There exists a common tradition or ritual in many homes with children. This ritual consists of an adult placing a young child in his (or her) lap and reading to them. During this time the child gains preliteracy skills and knowledge. They also feel a sense of warmth, security, and order with the adult that is known as secure attachment. I state that this interaction is related to the child’s attachment with the adult. I state it also is related to the child’s love of reading. Research published in 2015 also demonstrates that this interaction helps a child with their thinking and self‐regulating abilities or cognitive executive functions. So, this common tradition of sitting a young child in your lap to read to them is quite important for their relationships and thinking abilities when they are young and in their future. Research shows this is true for all children.
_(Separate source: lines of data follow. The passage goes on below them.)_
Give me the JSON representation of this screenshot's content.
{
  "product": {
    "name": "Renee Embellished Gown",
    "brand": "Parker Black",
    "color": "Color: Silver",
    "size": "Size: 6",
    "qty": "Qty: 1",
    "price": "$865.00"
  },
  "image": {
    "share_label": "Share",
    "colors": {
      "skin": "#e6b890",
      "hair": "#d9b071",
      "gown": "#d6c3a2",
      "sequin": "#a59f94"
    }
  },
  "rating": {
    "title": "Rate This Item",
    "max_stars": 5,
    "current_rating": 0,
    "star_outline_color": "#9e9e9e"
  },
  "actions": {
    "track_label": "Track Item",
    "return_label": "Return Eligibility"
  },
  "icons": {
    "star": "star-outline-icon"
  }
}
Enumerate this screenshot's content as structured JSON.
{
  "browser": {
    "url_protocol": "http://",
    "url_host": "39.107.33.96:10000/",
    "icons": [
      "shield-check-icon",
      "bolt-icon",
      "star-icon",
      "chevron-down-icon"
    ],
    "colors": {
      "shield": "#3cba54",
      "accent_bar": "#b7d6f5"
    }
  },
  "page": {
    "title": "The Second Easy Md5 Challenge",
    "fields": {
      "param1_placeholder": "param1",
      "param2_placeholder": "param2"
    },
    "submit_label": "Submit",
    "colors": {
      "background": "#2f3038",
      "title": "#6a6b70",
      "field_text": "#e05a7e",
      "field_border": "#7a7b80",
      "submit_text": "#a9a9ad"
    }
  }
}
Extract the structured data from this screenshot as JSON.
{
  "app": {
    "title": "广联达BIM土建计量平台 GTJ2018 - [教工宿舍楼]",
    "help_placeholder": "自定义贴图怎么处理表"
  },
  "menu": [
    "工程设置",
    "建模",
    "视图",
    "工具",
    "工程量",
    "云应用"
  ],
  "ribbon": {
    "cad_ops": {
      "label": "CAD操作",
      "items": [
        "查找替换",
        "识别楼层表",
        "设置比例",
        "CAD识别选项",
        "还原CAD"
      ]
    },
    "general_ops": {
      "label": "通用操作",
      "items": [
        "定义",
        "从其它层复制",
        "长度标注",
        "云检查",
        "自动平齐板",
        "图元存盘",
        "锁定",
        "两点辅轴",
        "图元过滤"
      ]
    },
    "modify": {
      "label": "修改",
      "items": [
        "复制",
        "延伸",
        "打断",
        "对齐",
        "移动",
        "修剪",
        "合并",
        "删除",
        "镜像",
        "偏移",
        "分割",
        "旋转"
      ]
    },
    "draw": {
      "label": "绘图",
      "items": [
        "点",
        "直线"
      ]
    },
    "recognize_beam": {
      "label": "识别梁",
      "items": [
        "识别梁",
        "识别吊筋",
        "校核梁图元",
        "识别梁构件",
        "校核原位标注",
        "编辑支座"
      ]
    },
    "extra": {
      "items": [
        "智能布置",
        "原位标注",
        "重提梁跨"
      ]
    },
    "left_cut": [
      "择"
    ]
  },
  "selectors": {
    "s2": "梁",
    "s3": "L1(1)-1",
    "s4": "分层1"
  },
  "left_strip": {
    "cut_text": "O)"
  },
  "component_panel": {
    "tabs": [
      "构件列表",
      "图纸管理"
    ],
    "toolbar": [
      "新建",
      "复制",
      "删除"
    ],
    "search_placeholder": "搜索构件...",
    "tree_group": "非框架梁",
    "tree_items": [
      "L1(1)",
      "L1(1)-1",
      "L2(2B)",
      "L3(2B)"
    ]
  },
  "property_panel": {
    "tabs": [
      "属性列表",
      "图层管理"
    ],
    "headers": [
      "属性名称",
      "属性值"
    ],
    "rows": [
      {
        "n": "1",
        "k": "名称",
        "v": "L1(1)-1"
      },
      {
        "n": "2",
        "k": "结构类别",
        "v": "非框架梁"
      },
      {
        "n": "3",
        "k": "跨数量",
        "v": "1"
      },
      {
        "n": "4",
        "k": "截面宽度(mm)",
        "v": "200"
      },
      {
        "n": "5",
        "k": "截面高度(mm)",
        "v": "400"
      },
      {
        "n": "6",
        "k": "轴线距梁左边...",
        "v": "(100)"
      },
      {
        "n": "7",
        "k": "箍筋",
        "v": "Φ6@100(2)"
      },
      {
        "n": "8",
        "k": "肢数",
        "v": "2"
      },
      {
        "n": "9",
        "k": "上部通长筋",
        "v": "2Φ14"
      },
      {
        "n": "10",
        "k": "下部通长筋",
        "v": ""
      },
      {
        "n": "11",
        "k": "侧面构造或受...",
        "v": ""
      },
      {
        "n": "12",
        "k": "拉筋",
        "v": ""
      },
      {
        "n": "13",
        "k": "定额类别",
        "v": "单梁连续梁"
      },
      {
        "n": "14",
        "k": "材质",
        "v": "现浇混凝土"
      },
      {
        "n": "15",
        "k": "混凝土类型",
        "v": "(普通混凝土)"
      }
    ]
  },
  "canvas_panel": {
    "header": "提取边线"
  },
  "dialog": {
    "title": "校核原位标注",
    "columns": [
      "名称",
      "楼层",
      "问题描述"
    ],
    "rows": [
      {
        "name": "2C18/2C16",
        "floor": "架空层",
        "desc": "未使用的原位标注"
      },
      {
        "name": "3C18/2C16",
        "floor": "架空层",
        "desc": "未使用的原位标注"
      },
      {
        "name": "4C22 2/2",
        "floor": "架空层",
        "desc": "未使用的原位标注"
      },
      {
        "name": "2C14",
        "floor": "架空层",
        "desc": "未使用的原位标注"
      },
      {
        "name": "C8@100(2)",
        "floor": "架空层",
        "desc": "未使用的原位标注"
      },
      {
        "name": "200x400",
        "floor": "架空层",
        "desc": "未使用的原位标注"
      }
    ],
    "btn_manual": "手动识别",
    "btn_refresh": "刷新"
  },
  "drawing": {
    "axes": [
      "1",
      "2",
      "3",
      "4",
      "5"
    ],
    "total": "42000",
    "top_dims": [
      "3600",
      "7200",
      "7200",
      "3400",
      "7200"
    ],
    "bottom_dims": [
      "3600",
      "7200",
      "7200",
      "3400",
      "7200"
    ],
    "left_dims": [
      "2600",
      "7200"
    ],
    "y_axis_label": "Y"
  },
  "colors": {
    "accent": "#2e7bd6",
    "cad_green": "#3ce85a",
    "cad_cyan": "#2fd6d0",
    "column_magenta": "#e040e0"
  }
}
So, what is the big deal? Well, in terms of research, the importance of the secure relationship to thinking skills is a relatively new finding. Learning skills such as goal setting and impulse control, and self-regulation can be improved if done in a warm, responsive, and securely attached relationship. Routinely reading to young children in a loving manner can help them with self‐control, flexibility, and meta‐cognition. The positive influences come from the secure relationship that is created and not just the content and practice of reading to the young children. Attachment and a positive relationship are important to developing thinking skills, too. This is true for present and future thinking skills.
Read to young children in a loving way. This is more than just a relationship builder or a fun time. This helps the young child in their future, by showing them a loving relationship and building their thinking skills. This common and simple tradition is quite miraculous. So please, keep reading to young children. This expression of love and support will do them a world of good. Besides, this tradition is fun for all involved. Just know that you are giving that child more than reading and thinking skills. You are giving them a loving foundation.
Reference ‐ A secure base from which to regulate: Attachment security in toddlerhood as a predictor of executive functioning at school entry (2015) by Bernier, Beauchamp, Carlson, & Lalonde.